Statistical Analysis

Chi squared and unpaired t-tests were used to evaluate clinical characteristics between the groups at time of study and at discharge ( Table 1 ). Demographic and clinical data are reported as mean ± SD. Manometric data are reported as mean ± SE, unless otherwise stated. Reflexes were visually defined at the time of study. Due to the presence of repeated measures, GEE models (with repeated statement) were performed for categorical responses (presence of UESCR and LESRR) while controlling for different infusion volumes, GA and PMA. Mixed models were used to make comparisons between media (air vs. liquid) and groups (PT vs.

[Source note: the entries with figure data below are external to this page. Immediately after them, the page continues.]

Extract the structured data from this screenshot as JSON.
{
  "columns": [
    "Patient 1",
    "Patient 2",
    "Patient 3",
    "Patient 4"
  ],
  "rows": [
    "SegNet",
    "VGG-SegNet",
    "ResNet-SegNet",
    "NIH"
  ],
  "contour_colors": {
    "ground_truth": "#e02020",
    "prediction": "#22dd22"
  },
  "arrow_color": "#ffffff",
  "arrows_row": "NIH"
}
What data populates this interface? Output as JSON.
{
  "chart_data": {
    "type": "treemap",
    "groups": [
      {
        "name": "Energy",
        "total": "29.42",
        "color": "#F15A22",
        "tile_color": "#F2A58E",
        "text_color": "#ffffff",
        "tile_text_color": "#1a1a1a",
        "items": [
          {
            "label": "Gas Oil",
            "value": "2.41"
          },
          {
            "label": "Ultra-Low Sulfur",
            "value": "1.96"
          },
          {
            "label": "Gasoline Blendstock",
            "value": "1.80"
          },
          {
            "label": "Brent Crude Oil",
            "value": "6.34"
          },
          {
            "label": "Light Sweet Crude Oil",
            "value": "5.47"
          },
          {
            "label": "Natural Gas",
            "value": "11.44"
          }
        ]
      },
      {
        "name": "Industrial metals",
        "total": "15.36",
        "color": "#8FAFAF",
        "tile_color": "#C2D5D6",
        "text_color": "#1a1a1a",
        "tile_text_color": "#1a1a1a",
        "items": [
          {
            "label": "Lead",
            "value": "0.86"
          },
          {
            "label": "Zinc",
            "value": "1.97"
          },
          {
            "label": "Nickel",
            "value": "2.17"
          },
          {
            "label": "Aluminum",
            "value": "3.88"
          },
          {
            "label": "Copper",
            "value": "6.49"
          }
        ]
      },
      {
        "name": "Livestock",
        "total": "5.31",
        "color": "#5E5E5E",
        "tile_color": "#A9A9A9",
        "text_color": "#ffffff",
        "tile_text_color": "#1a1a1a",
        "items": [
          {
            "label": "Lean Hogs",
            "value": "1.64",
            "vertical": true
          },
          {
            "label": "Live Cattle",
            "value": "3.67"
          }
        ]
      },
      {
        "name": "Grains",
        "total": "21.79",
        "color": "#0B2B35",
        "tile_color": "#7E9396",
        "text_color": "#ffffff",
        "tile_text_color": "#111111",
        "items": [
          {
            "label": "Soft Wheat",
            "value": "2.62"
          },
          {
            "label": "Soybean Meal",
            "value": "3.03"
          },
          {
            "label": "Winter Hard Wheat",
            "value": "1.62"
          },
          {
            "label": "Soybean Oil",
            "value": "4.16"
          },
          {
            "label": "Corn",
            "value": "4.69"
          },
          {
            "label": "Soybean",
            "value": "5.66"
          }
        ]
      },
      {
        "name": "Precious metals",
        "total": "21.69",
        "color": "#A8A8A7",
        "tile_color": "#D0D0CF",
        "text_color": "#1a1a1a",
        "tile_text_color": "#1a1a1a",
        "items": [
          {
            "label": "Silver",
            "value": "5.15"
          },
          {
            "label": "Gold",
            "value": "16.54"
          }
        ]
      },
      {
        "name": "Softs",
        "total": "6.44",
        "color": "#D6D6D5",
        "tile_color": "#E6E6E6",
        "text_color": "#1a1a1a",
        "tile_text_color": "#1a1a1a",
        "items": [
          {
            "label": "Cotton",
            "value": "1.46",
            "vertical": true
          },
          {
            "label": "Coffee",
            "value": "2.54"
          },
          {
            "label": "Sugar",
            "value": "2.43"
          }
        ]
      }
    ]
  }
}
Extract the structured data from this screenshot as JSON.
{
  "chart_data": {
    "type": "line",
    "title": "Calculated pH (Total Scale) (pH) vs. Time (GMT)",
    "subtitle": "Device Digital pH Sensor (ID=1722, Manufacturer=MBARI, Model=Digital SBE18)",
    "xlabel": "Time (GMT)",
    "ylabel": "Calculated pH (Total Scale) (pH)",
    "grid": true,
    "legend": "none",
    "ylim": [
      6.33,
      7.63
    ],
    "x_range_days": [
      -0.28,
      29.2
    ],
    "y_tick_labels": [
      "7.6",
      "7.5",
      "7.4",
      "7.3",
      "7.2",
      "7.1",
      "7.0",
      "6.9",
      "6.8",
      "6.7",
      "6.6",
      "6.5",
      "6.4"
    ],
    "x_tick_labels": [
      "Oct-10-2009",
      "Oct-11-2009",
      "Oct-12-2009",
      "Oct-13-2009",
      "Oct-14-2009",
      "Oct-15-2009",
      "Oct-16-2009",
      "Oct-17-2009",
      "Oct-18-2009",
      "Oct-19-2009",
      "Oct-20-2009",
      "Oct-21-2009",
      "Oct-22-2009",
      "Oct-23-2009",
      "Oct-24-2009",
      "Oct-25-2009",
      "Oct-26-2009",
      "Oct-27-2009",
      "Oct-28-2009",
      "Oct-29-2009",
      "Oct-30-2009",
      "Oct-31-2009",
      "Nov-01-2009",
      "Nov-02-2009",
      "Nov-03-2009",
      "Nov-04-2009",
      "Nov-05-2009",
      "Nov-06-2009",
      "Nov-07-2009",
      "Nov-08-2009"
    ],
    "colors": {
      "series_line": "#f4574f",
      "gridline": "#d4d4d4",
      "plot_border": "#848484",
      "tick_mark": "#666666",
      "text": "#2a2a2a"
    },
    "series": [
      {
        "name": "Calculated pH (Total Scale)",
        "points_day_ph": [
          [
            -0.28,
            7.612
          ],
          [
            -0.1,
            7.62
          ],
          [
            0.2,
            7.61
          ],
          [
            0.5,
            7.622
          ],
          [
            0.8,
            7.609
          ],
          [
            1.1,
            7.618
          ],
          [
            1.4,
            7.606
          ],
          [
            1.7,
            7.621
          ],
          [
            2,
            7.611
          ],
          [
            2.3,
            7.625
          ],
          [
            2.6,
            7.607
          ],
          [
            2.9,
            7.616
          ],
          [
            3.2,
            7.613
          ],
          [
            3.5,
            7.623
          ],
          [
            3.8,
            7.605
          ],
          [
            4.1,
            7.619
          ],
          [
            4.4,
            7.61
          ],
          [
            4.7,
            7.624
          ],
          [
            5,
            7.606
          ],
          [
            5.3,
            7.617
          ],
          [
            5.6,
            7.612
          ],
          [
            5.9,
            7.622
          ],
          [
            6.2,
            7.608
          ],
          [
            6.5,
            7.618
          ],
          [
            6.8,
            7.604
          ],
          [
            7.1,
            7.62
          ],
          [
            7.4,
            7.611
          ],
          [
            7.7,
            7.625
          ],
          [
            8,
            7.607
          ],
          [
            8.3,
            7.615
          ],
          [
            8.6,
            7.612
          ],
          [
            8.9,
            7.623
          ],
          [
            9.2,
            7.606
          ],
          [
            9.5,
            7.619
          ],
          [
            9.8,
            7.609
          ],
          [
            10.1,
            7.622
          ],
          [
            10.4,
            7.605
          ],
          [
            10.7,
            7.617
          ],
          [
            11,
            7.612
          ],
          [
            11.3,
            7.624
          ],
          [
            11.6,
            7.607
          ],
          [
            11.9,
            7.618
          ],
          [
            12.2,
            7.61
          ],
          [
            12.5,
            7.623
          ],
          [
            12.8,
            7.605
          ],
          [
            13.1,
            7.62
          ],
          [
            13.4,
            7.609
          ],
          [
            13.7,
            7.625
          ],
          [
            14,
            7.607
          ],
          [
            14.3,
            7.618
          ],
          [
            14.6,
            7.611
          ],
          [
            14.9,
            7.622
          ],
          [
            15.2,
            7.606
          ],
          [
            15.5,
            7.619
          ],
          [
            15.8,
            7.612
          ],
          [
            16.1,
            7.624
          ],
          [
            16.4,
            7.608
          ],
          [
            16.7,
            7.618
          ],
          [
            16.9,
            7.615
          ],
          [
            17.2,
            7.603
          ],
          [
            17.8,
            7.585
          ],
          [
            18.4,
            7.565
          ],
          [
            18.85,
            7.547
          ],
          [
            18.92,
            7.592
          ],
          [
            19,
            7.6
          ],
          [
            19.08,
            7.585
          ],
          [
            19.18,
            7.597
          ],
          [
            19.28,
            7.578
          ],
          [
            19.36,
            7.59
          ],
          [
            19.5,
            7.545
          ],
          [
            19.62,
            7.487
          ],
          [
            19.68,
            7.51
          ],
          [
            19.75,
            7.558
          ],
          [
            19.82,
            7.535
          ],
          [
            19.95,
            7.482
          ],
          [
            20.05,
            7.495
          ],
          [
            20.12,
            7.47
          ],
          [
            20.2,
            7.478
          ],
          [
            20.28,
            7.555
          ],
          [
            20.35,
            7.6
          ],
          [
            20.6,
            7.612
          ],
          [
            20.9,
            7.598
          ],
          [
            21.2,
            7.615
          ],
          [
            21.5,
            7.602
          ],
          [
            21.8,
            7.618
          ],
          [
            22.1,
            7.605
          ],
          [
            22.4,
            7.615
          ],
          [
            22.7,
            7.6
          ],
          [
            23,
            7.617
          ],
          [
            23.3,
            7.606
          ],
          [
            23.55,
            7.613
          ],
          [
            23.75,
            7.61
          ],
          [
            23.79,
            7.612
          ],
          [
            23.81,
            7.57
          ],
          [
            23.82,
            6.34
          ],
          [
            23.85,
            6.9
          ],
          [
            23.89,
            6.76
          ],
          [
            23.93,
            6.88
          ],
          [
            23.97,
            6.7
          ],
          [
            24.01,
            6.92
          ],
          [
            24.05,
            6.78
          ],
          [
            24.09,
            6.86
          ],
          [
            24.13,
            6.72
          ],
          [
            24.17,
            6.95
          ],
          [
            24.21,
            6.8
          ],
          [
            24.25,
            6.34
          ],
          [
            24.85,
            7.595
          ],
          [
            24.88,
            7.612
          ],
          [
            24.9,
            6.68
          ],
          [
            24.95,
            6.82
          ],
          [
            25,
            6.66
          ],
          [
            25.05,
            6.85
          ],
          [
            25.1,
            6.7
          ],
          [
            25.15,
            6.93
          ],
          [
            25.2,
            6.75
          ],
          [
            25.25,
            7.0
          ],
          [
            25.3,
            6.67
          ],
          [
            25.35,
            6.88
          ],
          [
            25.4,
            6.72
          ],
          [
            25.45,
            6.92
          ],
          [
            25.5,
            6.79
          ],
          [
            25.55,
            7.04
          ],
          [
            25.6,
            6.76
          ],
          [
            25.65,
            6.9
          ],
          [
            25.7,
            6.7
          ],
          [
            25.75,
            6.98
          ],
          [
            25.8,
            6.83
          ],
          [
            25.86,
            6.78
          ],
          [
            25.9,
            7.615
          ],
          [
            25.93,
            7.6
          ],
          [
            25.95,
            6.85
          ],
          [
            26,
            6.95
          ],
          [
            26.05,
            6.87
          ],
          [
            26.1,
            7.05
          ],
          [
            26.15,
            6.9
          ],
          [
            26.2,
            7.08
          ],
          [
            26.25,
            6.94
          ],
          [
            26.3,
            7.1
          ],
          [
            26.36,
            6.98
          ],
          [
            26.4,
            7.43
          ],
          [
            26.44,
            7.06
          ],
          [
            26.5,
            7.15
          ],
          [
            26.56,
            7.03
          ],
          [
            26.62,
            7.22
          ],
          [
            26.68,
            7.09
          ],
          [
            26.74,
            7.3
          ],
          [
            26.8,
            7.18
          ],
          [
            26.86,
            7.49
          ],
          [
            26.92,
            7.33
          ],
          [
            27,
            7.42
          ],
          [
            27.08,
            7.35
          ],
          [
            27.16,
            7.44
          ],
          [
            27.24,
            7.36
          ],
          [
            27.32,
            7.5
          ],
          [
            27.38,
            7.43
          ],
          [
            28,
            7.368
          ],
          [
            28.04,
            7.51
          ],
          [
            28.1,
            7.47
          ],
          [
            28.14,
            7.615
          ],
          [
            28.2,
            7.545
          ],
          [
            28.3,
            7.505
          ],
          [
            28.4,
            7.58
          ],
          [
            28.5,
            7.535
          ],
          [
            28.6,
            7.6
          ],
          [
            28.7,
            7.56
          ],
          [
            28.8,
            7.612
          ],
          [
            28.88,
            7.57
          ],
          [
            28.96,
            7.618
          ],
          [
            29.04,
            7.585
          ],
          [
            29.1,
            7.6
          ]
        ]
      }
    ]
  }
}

VPT) while controlling for PMA and infusion volumes ( Table 2 ). Similarly, mixed models were used for continuous responses while controlling for different infusion volumes and PMA ( Table 3 ). Since GA and PMA were poorly correlated (Pearson’s r = 0.30, P < 0.0001) and were not collinear (variance inflation factor = 1.15), they were included in the same regression model (45). P values <0.05 were considered statistically significant. Analyses were conducted using SAS version 9.3 (SAS Institute, Cary, NC).

Statement of Financial Support

This study was supported in part by the National Institutes of Health (Bethesda, MD), R01 DK 068158 (Jadcherla) and P01 DK 068051 (Jadcherla/Shaker).

Disclosure

The authors have no real or perceived conflicts of interest to declare.